Tech giants create their own rules but ask for AI regulation

Amazon, Facebook, Google, IBM e Microsoft publicly defend the creation of laws for using AI

Raphael Hernandes

The expansion of AI (artificial intelligence) causes an unusual movement among companies like Amazon, Facebook, Microsoft: requests for regulation, accompanied by the disclosure of specific rules for the use of technology.

With tech companies in the spotlight after multiple privacy scandals, gaining public trust for AI appears as a motivator for trying to share the responsibility for regulating the area.

"If people don't trust AI, then we risk wasting all of the benefits it can bring," said Michael Philips, who heads policy development for this technology at Microsoft.

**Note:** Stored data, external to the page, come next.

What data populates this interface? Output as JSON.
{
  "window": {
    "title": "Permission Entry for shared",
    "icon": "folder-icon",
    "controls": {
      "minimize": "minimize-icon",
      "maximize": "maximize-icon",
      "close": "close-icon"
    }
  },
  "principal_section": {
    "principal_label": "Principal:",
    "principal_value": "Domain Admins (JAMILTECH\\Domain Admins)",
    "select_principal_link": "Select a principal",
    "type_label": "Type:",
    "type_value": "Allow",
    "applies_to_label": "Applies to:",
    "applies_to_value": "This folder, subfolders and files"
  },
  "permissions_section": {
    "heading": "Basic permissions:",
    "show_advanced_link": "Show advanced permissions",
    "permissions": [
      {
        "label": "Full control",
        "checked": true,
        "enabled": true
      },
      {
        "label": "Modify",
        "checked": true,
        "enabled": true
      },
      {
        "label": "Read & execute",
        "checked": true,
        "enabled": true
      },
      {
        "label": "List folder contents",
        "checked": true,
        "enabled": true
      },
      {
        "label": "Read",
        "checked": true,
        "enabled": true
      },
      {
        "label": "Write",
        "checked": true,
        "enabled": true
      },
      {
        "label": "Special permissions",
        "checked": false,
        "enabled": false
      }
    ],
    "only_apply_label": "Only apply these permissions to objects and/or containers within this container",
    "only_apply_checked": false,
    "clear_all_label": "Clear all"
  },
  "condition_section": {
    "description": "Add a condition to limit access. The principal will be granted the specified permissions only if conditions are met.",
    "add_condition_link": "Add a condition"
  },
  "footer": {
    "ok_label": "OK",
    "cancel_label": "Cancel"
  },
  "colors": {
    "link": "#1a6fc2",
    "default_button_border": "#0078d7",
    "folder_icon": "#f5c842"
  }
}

For Italian Luciano Floridi, professor of philosophy and information ethics at the University of Oxford, the interest of technology giants in regulation in the sector may be motivated by the desire to be clear about what is right and wrong. The presence of common rules, he says, is what allows the competition.

An article published in January in the "Wall Street Journal" compares the movement to that of other industries in the past, particularly insurance and oil. Seeing that regulation is inevitable, companies support the creation of rules publicly while working behind the scenes to influence how they are made.

In the discourse, although the approaches and rules of the technological giants vary slightly, what they have in common is to preach fair and transparent AI.

"We make a lot of decisions, and we shouldn't make so many decisions alone without the presence of public debate," said Norberto Andrade, global leader for digital ethics and AI policies on Facebook. "Ethical questions do not have to be answered only by companies. We need to reach consensus as a society."

Swami Sivasubramanian, vice president of AI at AWS (Amazon's cloud computing company), is a chorus of Andrade. "It is very easy to say 'such a person should not be able to use this technology.' But, if it is in accordance with the laws of the country where she lives, it is not up to us to say what they should or should not do", he said.

Jeff Dean, director of AI at Google, says he thinks it reasonable for countries to adopt different rules from each other. "We are already seeing this happen."